Unnamed: 0,fall 2021,mining fal,mining off,mining year,take text,taking text,text min,unfortunately text
0,1,1,0,0,1,0,1,0
1,0,0,0,1,0,1,1,0
2,0,0,1,0,0,0,1,1


## fit_transform() VS transform()

**vectorizer.fit_transform()** and **vectorizer.transform()** can be both used to create a DTM. However, they are slightly different and it is important that you know what the difference is because we will use they at different steps of predictive modeling.
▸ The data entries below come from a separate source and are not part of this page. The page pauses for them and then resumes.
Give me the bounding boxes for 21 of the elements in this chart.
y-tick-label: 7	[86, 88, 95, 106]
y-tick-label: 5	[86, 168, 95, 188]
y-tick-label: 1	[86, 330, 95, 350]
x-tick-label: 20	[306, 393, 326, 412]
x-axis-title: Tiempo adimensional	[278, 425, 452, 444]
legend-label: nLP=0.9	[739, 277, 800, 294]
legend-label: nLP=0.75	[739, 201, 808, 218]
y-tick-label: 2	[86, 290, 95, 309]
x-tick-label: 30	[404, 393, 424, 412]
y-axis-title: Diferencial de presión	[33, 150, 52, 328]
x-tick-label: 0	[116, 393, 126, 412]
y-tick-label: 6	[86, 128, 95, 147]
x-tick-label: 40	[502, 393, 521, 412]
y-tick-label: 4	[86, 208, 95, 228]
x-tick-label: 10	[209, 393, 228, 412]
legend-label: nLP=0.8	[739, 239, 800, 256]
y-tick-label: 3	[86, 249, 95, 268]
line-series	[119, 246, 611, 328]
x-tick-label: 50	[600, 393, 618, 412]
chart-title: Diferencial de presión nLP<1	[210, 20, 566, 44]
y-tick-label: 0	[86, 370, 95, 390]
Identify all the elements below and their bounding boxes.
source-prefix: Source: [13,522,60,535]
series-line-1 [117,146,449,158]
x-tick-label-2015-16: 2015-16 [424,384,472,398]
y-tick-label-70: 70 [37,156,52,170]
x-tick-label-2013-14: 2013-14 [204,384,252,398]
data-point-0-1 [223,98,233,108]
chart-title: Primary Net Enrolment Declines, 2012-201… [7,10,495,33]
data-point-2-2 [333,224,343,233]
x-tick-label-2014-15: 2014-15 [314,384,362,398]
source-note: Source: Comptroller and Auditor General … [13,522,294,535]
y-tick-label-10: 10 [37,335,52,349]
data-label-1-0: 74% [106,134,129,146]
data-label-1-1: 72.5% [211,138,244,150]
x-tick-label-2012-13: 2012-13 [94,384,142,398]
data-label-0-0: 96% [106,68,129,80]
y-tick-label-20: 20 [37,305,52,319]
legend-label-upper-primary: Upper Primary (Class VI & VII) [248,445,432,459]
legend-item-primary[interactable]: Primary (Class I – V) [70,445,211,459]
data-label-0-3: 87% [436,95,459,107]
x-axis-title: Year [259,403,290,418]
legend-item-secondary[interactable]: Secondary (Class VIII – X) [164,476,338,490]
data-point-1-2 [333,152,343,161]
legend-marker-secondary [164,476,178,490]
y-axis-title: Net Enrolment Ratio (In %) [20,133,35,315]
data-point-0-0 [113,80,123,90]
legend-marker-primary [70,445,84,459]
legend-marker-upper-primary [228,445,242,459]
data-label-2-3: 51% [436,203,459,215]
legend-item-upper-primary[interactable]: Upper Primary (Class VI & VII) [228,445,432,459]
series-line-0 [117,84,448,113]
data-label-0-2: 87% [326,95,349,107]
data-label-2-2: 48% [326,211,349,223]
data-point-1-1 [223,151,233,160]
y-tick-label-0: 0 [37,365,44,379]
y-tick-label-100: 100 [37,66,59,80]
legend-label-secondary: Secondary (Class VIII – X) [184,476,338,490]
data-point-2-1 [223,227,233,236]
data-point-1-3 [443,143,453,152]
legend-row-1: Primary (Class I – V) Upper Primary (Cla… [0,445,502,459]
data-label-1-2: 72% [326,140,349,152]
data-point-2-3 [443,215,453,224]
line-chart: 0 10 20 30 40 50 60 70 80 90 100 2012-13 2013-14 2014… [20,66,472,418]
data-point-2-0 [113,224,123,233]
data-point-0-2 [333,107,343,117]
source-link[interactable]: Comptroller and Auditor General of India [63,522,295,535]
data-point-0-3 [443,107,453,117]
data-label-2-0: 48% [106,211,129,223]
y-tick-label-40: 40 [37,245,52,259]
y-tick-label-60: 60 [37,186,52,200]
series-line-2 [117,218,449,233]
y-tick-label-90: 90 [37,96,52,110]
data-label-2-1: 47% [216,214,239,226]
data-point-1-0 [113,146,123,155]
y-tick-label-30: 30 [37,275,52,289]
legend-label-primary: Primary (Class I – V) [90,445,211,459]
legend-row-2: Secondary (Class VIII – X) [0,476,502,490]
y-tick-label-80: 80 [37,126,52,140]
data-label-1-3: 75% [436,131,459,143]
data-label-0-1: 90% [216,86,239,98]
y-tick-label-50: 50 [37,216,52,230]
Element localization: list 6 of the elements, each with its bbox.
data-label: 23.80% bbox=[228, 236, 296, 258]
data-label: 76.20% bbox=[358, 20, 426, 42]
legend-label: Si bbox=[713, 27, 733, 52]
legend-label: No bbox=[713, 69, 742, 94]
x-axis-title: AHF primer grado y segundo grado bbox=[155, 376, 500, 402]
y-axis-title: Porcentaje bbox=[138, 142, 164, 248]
   * **vectorizer.fit_transform()** constructs the vocabulary from the text data, saves the vocabulary internally, and creates the DTM using that vocabulary. This should be applied to **training** data.
   
   
   * **vectorizer.transform()** does not construct the vocabulary. Instead, it directly borrows the vocabulary constructed by **vectorizer.fit_transform()** to create the DTM. This should be applied to **testing** data.
   

See the following examples:

In [28]:
mytext_train = ["I will take text mining in Fall 2021.",
                "Are you taking Text-Mining this year?",
                "Unfortunately, Text Mining is not offered."]
mytext_test = ["I will have to take text mining next year."]

In [29]:
vectorizer = CountVectorizer()     #Initialize the vectorizer with default setting.
DTM_train = vectorizer.fit_transform(mytext_train)  #Construct and save the vocabulary and create DTM
pd.DataFrame(DTM_train.toarray(), columns = vectorizer.get_feature_names()) #Print DTM



Unnamed: 0,2021,are,fall,in,is,mining,not,offered,take,taking,text,this,unfortunately,will,year,you
0,1,0,1,1,0,1,0,0,1,0,1,0,0,1,0,0
1,0,1,0,0,0,1,0,0,0,1,1,1,0,0,1,1
2,0,0,0,0,1,1,1,1,0,0,1,0,1,0,0,0


In [30]:
DTM_test = vectorizer.transform(mytext_test)  #Use the saved vocabulary to create DTM
pd.DataFrame(DTM_test.toarray(), columns = vectorizer.get_feature_names()) #Print DTM



Unnamed: 0,2021,are,fall,in,is,mining,not,offered,take,taking,text,this,unfortunately,will,year,you
0,0,0,0,0,0,1,0,0,1,0,1,0,0,1,1,0


  * "next" appears in **mytext_test** but not in **mytext_train**. The vocabulary is constructed based on **mytext_train** by **vectorizer.fit_transform**, so "next" isn't included in the vocabulary. Since **vectorizer.transform** directly uses the vocabulary constructed by **vectorizer.fit_transform**  to create DTM, it will not include "next" neither. This is what we want.
  
  
  * "2021" appears in **mytext_train** but not in **mytext_test**, so "2021" is included in the saved vocabulary by **vectorizer.fit_transform**. Since **vectorizer.transform** directly uses the saved vocabulary to create DTM, it will still create a column for "2021" even if its frequency is zero in **mytext_test**.
  
  
  * This makes sure the DTM created by **vectorizer.transform** will have exactly the same column as the DTM created by **vectorizer.fit_transform**. 
  
  
  * This is very important for predictive modeling because we will apply **vectorizer.fit_transform** to training data and apply **vectorizer.transform** to testing data, and the training and testing DTMs must have the same set of columns.